The Musée de l'Assistance Publique – Hôpitaux de Paris (/fr/, Museum of Public Assistance–Paris Hospitals) is a museum dedicated to the history of Parisian hospitals. It is located on the left bank of the Seine in the 5th arrondissement, at 47, quai de la Tournelle, Paris, France. The museum closed in 2012 and is evaluating reopening.

The nearest Paris Métro station is Maubert-Mutualité on Line 10.

The museum was housed in the Hôtel de Miramion, attributed to architect François Mansart, which was built as a private mansion for Christopher Martin in about 1630. The building became a Catholic school for girls from 1675 to 1794, then, during the First Empire, it was converted into the central pharmacy for hospitals in Paris, which operated from 1812 until 1974. The museum was established in 1934 by the municipal authority, Assistance Publique - Hôpitaux de Paris.

The museum contained a broad collection of nearly 10,000 objects related to the history of Parisian hospitals from the Middle Ages to the present day.

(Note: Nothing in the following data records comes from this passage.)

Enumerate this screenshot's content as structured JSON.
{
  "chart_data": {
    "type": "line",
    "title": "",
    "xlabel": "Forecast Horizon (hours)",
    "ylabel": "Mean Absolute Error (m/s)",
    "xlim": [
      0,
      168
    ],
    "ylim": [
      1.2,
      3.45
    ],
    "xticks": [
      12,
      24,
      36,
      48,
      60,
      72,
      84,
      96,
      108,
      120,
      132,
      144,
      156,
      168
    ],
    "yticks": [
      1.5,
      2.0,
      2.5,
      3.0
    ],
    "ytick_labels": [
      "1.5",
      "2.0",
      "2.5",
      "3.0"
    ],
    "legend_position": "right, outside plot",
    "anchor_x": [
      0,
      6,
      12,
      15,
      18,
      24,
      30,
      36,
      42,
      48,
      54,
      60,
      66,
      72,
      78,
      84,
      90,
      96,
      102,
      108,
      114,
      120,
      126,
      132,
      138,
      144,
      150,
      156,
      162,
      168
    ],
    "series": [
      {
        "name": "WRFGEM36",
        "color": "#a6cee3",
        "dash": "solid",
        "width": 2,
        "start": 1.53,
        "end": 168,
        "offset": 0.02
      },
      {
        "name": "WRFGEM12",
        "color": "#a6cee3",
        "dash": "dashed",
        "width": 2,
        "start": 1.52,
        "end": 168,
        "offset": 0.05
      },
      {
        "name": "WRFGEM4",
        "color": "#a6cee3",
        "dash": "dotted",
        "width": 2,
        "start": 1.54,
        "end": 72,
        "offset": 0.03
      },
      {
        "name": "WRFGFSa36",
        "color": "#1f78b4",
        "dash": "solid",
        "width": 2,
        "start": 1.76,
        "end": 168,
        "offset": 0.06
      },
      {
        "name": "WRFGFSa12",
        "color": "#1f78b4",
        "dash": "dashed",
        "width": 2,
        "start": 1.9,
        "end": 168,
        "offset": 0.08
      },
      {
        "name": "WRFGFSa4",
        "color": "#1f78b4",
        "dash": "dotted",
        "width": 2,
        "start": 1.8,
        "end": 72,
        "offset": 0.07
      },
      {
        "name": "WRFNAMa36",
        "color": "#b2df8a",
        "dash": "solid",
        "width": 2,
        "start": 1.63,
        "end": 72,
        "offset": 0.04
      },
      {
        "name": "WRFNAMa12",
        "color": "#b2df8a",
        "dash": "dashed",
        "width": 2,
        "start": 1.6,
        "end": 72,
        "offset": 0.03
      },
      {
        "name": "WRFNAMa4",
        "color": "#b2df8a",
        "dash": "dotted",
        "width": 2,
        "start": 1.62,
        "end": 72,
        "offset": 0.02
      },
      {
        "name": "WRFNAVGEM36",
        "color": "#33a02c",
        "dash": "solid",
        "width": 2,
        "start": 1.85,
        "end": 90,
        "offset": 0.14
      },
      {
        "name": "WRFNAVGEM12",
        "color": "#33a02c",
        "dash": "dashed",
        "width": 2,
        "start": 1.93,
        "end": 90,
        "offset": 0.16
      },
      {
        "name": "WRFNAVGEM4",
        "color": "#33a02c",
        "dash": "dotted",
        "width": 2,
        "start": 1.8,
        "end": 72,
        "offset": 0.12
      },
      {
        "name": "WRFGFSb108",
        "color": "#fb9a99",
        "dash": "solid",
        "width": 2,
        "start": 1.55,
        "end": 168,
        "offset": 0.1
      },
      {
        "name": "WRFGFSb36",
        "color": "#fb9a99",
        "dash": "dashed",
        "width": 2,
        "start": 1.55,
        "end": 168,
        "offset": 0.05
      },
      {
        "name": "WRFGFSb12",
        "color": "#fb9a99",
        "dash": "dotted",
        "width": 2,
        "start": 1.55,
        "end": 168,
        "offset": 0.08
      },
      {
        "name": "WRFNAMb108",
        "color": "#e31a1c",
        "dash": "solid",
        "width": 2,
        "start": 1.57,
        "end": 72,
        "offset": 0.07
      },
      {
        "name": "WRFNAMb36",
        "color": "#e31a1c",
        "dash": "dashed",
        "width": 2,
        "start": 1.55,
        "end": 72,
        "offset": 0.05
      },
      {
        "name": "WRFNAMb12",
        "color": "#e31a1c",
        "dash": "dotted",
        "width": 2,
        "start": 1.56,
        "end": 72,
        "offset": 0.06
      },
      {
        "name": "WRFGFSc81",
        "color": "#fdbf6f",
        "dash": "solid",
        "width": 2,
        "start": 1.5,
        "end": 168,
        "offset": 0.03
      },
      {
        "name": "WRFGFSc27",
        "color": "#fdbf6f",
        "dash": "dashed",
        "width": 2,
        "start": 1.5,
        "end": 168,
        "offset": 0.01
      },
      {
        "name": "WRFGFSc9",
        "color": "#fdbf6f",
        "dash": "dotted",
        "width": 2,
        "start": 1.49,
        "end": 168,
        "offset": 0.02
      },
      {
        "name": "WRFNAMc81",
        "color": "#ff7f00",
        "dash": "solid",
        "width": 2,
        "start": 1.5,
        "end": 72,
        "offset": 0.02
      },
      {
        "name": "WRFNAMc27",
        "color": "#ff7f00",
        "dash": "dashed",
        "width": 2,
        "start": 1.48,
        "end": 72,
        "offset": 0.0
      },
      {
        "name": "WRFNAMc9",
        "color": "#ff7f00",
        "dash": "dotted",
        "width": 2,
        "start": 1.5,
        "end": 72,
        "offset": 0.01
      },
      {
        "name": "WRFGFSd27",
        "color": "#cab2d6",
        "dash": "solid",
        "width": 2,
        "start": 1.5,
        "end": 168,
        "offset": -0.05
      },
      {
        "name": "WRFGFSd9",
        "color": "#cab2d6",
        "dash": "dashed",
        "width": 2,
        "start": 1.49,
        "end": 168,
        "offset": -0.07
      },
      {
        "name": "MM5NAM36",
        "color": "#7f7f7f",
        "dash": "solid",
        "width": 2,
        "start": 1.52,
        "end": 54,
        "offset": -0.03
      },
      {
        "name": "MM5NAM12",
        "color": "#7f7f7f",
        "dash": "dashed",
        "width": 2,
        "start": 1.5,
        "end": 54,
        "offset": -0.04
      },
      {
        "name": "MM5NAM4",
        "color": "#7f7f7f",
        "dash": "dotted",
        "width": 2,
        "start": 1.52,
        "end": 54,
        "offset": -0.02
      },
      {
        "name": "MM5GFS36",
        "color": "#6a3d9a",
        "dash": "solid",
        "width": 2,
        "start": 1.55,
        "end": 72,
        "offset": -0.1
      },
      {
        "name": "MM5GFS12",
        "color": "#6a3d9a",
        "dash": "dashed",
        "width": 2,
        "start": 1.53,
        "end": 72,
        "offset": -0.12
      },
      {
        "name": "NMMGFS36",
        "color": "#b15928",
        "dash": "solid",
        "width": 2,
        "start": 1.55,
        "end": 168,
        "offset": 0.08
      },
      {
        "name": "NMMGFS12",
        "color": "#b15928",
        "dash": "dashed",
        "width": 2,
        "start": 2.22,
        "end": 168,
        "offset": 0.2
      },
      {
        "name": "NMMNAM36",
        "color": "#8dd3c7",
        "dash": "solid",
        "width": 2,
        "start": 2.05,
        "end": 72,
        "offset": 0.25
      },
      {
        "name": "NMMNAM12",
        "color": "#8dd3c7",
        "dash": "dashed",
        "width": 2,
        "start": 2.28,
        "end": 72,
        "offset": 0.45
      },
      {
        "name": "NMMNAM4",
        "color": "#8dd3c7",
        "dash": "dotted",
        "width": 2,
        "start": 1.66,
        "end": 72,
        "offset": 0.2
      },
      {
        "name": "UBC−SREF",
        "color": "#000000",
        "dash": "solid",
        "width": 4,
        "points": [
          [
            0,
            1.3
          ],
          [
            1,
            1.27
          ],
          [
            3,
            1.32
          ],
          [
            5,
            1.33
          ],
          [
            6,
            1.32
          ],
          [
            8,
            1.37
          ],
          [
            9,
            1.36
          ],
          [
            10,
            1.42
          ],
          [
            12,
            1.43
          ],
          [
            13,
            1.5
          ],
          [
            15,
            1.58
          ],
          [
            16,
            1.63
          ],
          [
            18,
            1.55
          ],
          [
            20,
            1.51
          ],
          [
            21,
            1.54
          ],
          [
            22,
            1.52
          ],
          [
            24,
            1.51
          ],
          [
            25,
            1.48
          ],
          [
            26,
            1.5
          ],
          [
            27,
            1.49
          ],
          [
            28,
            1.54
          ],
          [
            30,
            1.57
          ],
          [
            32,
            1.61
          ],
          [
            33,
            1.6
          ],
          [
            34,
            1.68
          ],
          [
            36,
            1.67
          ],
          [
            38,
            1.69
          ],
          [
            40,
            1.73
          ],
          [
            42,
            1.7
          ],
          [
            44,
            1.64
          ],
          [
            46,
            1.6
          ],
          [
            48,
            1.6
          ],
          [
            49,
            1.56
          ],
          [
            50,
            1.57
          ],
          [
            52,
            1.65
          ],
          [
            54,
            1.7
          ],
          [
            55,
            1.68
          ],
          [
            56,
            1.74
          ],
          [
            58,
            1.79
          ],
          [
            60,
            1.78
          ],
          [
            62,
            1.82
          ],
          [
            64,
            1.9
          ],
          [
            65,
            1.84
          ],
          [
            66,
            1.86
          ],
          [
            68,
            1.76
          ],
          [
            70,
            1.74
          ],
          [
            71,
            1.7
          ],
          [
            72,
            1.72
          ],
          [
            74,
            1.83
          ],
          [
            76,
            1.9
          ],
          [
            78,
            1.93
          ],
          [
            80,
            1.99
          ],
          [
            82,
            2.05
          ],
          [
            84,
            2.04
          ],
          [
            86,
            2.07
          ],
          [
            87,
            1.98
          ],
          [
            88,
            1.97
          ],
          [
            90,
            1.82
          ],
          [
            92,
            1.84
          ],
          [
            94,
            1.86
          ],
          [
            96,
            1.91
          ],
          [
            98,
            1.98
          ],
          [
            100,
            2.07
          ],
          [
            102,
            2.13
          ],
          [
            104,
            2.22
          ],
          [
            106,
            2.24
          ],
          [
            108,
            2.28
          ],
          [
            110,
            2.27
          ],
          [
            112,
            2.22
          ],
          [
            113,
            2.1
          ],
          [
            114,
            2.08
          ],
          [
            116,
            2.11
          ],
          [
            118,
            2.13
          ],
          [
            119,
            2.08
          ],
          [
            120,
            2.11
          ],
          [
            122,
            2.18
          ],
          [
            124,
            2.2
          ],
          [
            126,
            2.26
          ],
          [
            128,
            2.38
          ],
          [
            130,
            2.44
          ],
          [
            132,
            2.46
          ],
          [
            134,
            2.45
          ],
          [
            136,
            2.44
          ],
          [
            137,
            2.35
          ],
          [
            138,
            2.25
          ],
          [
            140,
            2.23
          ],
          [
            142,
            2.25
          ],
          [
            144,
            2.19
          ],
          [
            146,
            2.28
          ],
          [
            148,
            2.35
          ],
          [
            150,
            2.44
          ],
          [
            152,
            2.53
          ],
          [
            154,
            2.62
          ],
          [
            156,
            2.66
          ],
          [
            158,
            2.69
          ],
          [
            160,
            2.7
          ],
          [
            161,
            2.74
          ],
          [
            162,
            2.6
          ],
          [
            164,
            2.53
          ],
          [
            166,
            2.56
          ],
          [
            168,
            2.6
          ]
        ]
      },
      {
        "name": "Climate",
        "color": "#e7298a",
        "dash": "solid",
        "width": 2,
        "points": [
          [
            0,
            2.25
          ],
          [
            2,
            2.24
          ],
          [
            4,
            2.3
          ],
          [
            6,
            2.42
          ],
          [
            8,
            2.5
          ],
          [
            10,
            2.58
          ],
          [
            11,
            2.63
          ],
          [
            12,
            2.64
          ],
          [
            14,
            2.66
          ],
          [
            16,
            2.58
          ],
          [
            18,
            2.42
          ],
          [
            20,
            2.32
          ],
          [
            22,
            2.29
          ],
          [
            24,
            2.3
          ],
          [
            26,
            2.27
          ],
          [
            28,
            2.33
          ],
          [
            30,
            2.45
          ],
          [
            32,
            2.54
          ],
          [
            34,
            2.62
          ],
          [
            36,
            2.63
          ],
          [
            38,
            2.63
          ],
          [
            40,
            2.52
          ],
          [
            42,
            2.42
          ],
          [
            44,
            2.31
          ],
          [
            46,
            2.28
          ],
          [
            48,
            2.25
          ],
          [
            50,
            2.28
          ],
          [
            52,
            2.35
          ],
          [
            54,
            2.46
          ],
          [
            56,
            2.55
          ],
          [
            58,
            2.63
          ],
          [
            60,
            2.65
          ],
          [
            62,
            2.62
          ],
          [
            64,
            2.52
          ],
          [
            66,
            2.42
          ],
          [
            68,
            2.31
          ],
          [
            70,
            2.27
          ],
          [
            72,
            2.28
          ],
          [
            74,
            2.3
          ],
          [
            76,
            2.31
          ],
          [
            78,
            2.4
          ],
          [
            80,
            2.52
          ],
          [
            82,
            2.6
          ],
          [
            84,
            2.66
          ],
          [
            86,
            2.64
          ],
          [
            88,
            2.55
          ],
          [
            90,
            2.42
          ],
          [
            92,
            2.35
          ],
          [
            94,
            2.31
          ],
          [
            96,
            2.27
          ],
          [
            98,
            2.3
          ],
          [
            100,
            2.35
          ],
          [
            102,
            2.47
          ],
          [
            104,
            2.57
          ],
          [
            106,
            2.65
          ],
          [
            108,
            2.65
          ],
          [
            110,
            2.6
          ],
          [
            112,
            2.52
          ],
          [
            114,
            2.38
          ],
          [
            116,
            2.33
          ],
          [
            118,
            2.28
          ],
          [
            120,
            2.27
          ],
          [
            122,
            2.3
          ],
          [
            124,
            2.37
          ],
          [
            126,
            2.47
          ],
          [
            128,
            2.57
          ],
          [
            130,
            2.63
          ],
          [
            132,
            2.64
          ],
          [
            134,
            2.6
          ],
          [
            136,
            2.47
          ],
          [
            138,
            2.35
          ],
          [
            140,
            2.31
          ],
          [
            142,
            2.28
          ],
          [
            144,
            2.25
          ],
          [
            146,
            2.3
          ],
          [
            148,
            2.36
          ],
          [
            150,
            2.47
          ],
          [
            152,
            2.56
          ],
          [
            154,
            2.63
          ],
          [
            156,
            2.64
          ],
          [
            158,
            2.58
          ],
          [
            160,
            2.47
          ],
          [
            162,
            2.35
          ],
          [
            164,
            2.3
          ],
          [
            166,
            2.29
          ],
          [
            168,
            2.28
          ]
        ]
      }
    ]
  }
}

Objects held include French and Flemish paintings, furniture from the 17th and 18th centuries, a major collection of pharmaceutical faiences, textiles, and medical instruments. About 8% of these items are presented in permanent exhibits, with rotating temporary exhibits that include loans from other museums. In 2002, an apothecary garden of 65 medicinal plants was created in the museum's courtyard.